School of Computer and Artificial Intelligence, Zhengzhou University, Zhengzhou, China.
Pengcheng Laboratory, Shenzhen, China.
Math Biosci Eng. 2022 Jul 27;19(10):10656-10672. doi: 10.3934/mbe.2022498.
Extracting relational triples from unstructured medical texts can provide a basis for the construction of large-scale medical knowledge graphs. The cascade binary pointer tagging network (CBPTN) shows excellent performance in the joint entity and relation extraction, so we try to explore its effectiveness in the joint entity and relation extraction of Chinese medical texts. In this paper, we propose two models based on the CBPTN: CBPTN with conditional layer normalization (Cas-CLN) and biaffine transformation-based CBPTN with multi-head selection (BTCAMS). Cas-CLN uses the CBPTN to decode the head entity and relation-tail entity successively and utilizes conditional layer normalization to enhance the connection between the two steps. BTCAMS detects all possible entities in a sentence by using the CBPTN and then determines the relation between each entity pair through biaffine transformation. We test the performance of the two models on two Chinese medical datasets: CMeIE and CEMRDS. The experimental results prove the effectiveness of the two models. Compared with the baseline CasREL, the F1 value of Cas-CLN and BTCAMS on the test data of CMeIE improved by 1.01 and 2.13%; on the test data of CEMRDS, the F1 value improved by 1.99 and 0.68%.
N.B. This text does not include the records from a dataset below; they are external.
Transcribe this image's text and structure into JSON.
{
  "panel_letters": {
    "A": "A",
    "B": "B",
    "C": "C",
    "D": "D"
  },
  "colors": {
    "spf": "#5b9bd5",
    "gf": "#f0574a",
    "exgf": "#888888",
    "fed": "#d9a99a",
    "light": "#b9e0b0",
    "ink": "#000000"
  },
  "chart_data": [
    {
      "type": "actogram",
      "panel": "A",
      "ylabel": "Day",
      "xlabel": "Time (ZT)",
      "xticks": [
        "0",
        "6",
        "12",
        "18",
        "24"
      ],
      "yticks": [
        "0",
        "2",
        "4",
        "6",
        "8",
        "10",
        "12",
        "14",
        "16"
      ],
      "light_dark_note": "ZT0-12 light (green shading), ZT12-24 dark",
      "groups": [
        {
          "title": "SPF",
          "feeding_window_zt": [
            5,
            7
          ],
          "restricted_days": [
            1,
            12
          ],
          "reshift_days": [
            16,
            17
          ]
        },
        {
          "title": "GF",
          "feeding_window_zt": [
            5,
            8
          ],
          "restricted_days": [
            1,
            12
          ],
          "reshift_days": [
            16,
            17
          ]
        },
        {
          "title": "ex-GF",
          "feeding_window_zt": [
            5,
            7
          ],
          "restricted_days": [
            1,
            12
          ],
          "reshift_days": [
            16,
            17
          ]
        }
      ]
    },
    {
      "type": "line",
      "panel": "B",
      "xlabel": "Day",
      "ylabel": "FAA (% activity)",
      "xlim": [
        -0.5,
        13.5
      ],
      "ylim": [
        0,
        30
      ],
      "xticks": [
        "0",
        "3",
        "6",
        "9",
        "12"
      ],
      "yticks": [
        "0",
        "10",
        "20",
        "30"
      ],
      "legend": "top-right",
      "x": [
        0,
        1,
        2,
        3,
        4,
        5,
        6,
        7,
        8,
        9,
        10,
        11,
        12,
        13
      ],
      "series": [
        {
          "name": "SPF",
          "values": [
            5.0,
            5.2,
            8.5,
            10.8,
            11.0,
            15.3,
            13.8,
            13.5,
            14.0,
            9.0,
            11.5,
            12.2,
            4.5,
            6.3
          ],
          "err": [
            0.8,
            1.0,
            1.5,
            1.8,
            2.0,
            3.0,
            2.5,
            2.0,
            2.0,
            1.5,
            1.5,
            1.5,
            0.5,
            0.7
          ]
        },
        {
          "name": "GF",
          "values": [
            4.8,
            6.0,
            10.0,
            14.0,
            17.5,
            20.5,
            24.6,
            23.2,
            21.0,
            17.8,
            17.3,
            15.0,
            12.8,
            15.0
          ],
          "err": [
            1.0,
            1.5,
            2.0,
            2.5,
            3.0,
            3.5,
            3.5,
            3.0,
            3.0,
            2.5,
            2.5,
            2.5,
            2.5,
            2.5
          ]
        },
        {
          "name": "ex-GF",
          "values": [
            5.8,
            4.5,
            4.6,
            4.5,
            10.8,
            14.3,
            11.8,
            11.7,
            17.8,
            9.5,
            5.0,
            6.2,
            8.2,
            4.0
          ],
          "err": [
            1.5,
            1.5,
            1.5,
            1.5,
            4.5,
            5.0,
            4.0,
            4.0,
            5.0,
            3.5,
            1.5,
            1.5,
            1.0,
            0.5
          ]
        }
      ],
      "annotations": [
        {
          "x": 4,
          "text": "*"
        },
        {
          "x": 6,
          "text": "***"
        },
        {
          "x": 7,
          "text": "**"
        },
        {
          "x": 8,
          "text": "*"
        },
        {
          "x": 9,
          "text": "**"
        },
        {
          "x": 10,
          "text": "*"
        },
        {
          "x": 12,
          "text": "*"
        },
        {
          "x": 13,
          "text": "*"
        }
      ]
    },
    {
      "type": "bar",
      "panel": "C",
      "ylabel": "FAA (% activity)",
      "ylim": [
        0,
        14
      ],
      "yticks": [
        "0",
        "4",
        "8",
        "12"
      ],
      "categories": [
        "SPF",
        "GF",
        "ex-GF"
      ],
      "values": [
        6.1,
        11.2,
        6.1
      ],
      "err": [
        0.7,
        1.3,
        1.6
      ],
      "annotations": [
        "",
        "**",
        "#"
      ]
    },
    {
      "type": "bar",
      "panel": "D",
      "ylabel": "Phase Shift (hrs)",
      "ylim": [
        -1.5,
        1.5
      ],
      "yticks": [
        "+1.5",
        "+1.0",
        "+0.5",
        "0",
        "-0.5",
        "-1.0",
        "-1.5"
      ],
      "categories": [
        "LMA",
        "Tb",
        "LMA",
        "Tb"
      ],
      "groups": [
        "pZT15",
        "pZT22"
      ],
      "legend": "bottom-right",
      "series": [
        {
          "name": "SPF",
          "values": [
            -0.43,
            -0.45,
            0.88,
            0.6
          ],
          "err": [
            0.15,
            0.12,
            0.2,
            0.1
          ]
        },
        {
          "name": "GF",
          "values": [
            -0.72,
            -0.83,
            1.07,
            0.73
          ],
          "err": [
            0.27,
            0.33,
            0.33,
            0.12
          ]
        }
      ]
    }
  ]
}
从非结构化的医学文本中提取关系三元组可为大规模医学知识图谱的构建提供基础。级联二进制指针标注网络(CBPTN)在联合实体和关系抽取方面表现出色,因此我们尝试探索其在中文医学文本的联合实体和关系抽取中的有效性。在本文中,我们提出了两个基于 CBPTN 的模型:带条件层归一化的 CBPTN(Cas-CLN)和基于多头选择的带双线性变换的 CBPTN(BTCAMS)。Cas-CLN 采用 CBPTN 依次解码头实体和关系尾实体,并利用条件层归一化增强两步之间的连接。BTCAMS 通过 CBPTN 检测句子中的所有可能实体,然后通过双线性变换确定每个实体对之间的关系。我们在两个中文医学数据集 CMeIE 和 CEMRDS 上测试了两个模型的性能。实验结果证明了这两个模型的有效性。与基线 CasREL 相比,Cas-CLN 和 BTCAMS 在 CMeIE 测试数据上的 F1 值分别提高了 1.01 和 2.13%;在 CEMRDS 测试数据上,F1 值分别提高了 1.99 和 0.68%。